Take inventory of what you already have.
Once you receive your shopping list from the school (or create your own), check off any items you already have around the house. Notebooks, pens and pencils, and scissors are examples of items you don’t need to purchase every year. This tip also applies to clothing. Basics never go out of style, so you don’t need to buy your child a whole new wardrobe every year. When you do need to get them new clothes, buy sizes they can grow into.
Start looking for sales and coupons early.
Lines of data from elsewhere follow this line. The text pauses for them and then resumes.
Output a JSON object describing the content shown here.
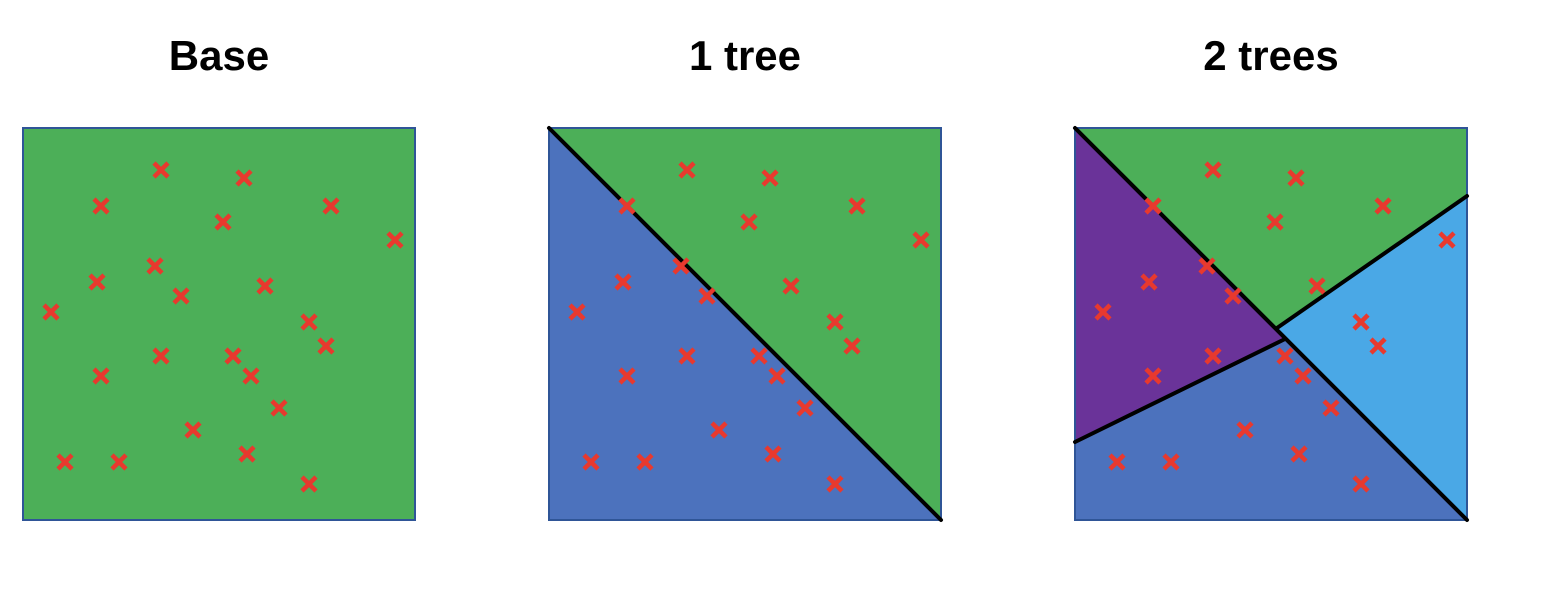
{
  "titles": {
    "base": "Base",
    "one_tree": "1 tree",
    "two_trees": "2 trees"
  },
  "colors": {
    "green": "#4caf58",
    "blue": "#4c72bd",
    "purple": "#6a3399",
    "light_blue": "#4aa8e6",
    "border": "#2f5597",
    "split_line": "#000000",
    "marker": "#e8392e"
  },
  "marker_icon": "x-mark",
  "panels": [
    {
      "name": "base",
      "title_key": "base",
      "regions": [
        "green"
      ],
      "split_count": 0
    },
    {
      "name": "one-tree",
      "title_key": "one_tree",
      "regions": [
        "green",
        "blue"
      ],
      "split_count": 1
    },
    {
      "name": "two-trees",
      "title_key": "two_trees",
      "regions": [
        "green",
        "purple",
        "light_blue",
        "blue"
      ],
      "split_count": 3
    }
  ]
}
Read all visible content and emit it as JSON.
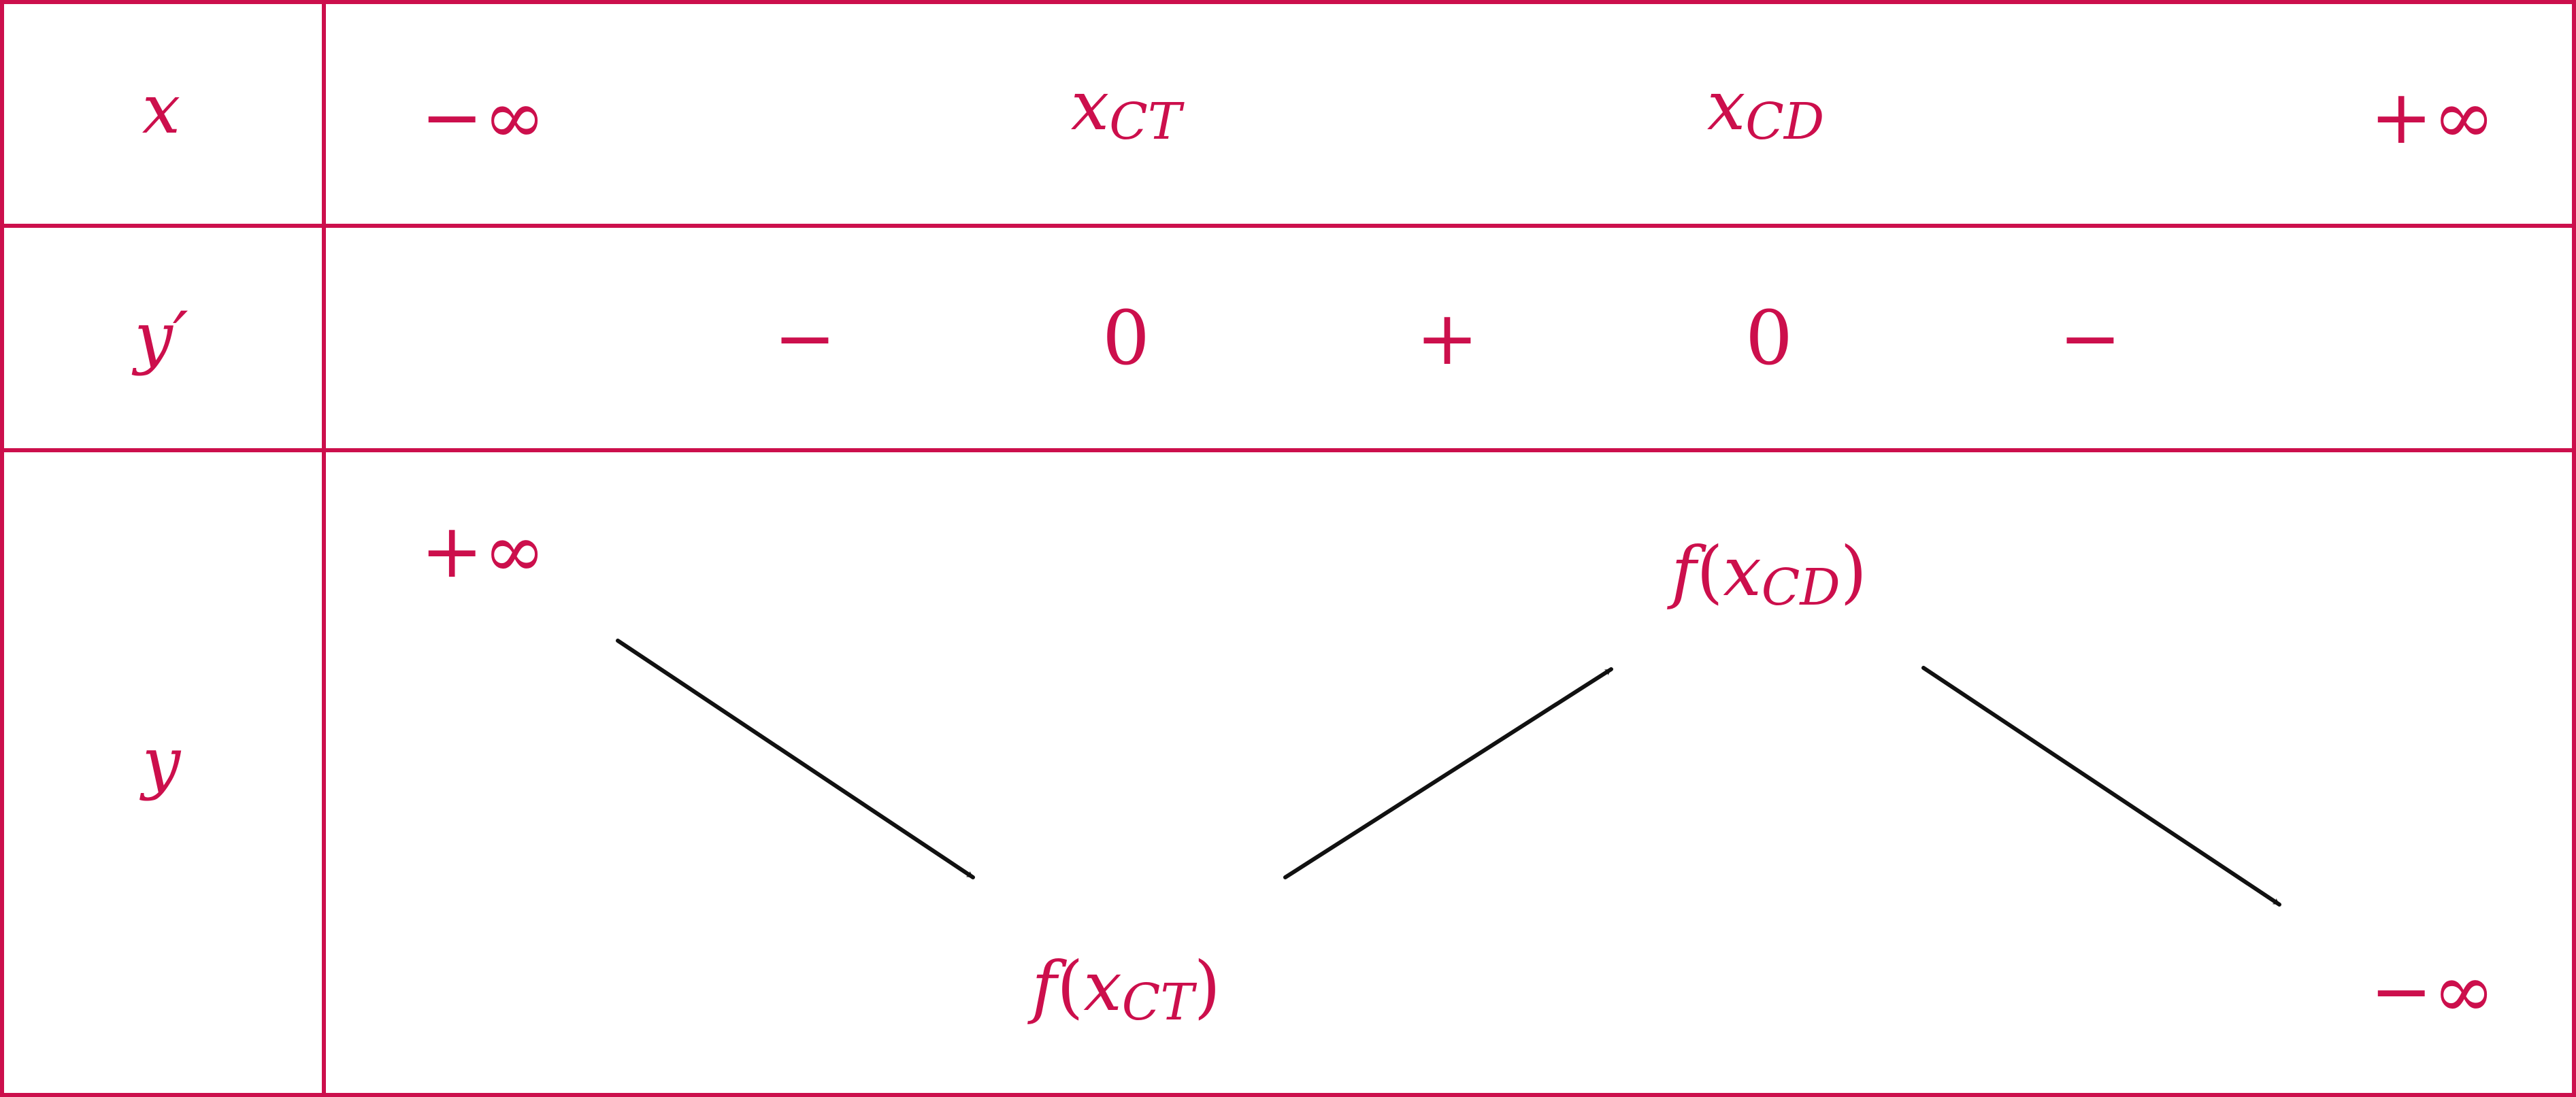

Going back to school shopping last minute is a sure-fire way to spend more than you need to. Start going through that pile of “junk mail” flyers you get every week for school supplies you’ll need. Spreading out the shopping over several weeks not only makes it easier on your budget, but is a good way to make sure you buy as many items as you can while they’re on sale, rather than getting everything in one giant trip and only buying a few discounted items. It’s also a good idea to be open to refurbished versions of big-ticket items like graphing calculators, computers, and tablets. These gently used items often come at discounts of up to 40 percent, and many retailers still offer a warranty on them.
Organize a back to school swap.
Round up a couple of other families with kids the same gender as yours but different ages, and host an annual clothes swap. You can trade toys and books, too, for additional savings. Many schools that have uniforms organize this type of event, so be sure to check with the school office to see when and where the swap will take place, as well as the condition requirements for clothing to be swap-able.
Have the kids help.
You can use back to school shopping as an opportunity to teach your kids about budgeting and price comparing. Give teens a set budget for their items, and then go through their list with them to separate the “wants” from the “needs” before shopping. Have younger children participate by decorating plain binders, folders, and notebooks (which are cheaper than character-decorated items) to personalize them.